Email notification by VoIP. Was: Re: Om2008.8: execute script on incoming call

Ole Kliemann ole-om-community-2008 at mail.plastictree.net
Tue Sep 2 20:27:25 CEST 2008


On Tue, Sep 02, 2008 at 07:49:25AM +0100, Stroller wrote:
> An application should be able to wake up the phone from suspend (or  
> rather add an entry to the `at` queue saying "wake me at this time") and 
> it should be able to fire up a GPRS connection. How long will it take to 
> check for new mail? 15 seconds? In that case you're effectively going to 
> lose 15 seconds of battery talktime for every check. If you check every 5 
> minutes then for every hour suspended you'll use additional battery at a 
> rate equivalent to 3 minutes of talktime. Checking every 5 minutes means 
> that you get a message on average within 2.5 minutes of it hitting your 
> mailbox; checking every 15 minutes means that you get a message on 
> average 7.5 minutes after it hits your mailbox, which is probably a 
> better battery compromise.
>
> The N95 manages this, why shouldn't the Freerunner? I did ask in one of 
> my previous posts whether the Openmoko work on dbus will accommodate  a 
> program sleeping (suspending?) the phone &/or initialising a GPRS 
> connection, but I got no reply (because I waffled too much in that post, 
> apparently). Some kind of standard method is surely needed, because I 
> could see it being quite complicated (and quite Freerunner-specific) to 
> do this stuff otherwise.

Yes, but when talking about elegance, I don't claim drop-calls to be
elegant.
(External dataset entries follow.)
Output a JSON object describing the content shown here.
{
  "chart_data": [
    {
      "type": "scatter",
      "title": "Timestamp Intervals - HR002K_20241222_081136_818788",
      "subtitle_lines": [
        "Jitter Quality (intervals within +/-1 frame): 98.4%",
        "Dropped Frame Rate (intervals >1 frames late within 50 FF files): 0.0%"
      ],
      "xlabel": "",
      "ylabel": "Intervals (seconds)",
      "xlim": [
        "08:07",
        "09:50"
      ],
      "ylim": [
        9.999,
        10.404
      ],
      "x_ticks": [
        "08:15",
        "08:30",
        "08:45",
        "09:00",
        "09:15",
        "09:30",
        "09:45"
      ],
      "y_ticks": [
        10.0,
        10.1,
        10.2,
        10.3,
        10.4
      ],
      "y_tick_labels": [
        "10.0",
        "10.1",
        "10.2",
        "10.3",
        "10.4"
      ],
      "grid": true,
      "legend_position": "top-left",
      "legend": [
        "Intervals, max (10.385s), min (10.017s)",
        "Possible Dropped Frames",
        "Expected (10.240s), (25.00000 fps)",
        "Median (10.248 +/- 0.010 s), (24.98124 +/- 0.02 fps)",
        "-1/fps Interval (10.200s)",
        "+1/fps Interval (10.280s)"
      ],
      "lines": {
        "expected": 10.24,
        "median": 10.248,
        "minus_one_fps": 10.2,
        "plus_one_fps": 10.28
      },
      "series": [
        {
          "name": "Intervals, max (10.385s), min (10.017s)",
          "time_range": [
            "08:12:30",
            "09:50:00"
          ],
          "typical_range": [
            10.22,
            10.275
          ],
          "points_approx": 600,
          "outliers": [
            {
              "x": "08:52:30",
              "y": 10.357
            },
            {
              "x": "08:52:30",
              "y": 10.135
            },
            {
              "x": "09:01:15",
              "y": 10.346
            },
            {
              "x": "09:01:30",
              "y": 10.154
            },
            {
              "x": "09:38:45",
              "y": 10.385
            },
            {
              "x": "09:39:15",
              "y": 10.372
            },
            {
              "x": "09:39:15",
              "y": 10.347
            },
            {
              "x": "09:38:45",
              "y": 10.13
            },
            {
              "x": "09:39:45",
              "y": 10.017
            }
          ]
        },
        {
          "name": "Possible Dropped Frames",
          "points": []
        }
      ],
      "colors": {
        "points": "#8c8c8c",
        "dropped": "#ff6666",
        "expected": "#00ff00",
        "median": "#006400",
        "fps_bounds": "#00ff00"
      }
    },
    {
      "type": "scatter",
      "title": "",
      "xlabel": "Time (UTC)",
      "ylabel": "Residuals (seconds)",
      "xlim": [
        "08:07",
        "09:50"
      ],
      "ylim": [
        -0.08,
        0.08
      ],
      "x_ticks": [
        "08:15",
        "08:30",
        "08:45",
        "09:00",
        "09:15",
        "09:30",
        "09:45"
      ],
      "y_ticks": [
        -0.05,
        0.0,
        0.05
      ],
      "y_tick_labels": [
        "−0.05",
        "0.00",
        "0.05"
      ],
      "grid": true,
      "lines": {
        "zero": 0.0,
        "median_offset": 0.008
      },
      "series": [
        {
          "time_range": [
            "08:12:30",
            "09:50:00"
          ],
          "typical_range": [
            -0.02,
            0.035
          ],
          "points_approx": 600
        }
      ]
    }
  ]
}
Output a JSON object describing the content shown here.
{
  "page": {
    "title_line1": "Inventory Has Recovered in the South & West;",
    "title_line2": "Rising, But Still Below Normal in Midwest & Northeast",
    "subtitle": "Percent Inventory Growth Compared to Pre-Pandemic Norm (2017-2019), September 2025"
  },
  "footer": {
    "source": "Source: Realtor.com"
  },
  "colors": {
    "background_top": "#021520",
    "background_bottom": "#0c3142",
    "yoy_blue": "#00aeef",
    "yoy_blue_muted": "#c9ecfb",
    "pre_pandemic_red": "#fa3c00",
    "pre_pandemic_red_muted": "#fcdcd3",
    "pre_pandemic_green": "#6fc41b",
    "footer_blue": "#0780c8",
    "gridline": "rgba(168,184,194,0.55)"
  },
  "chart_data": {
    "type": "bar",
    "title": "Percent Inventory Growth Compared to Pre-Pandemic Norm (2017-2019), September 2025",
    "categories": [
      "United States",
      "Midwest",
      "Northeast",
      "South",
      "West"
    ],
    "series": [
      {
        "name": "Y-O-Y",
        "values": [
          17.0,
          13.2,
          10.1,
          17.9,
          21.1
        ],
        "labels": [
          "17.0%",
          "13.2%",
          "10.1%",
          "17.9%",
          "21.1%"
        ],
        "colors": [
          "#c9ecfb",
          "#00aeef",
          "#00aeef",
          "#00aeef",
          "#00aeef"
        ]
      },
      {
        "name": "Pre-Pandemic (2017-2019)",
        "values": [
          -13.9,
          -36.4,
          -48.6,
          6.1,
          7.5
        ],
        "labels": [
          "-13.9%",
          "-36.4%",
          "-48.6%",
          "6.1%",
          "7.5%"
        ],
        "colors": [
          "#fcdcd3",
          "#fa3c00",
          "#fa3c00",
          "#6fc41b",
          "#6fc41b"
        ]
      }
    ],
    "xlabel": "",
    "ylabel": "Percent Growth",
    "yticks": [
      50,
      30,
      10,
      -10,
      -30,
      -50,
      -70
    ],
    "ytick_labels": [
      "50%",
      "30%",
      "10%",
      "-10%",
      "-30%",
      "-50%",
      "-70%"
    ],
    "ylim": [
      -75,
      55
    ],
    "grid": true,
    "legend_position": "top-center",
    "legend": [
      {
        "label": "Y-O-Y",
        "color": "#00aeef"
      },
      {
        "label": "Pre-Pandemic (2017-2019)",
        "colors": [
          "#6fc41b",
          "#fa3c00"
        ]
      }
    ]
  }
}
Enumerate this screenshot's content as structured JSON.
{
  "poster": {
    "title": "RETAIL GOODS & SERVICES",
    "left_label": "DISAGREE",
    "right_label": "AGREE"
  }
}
But imagine the FR's plop sound when it wakes up every 5
minutes in your pocket.

The costs of interval checking maybe not very high and the battery loss
irrelevant. Just elegant it is neither.

>> If you use notification by drop-call, the FR can sleep through - the
>> modem handles the wakeup.
>
> I'll be honest, I just don't personally like drop-calling. I dislike it 
> when a girl does it to you because she's too tight to buy minutes  
> (irrespective of the number she's wasted already this month and because 
> she knows a guy will always return a pretty girl's call) and I find it a 
> little inelegant for this application.

Okay, i can understand that. But be assured, I will only drop-call
myself. ;-)

> Another poster mentioned that some cell companies may block the number of 
> frequent drop-callers. Presumably it costs one of the call-providers 
> money to initiate a call which you are not then billed for? So it does 
> seem to be slightly naughty, too.

Yes, slightly. 

> You're right, though - ideally this should be handled by the phone's  
> modem (or by the phone's phone (??)) hardware, because that's already  
> handling incoming radio and sleep / wake-up. If only there were a way to 
> send a text message to a phone freely over the internet - we could use 
> that far more effectively for "pushing" our mail (or anything else). The 
> money mobile phone companies make from SMS messages, however, I suspect 
> this is a forlorn hope.

So I'm gonna annoy them with my drop-calls until they give us free text
messages over internet.

Still maybe one could ask on the HW list what the capabilities of the
modem are in regard to GPRS connections when the FR is suspended...

That would be an elegant solution: FR sleeps, modem handles GPRS traffic
from IMAP-idle server until he signals new mail.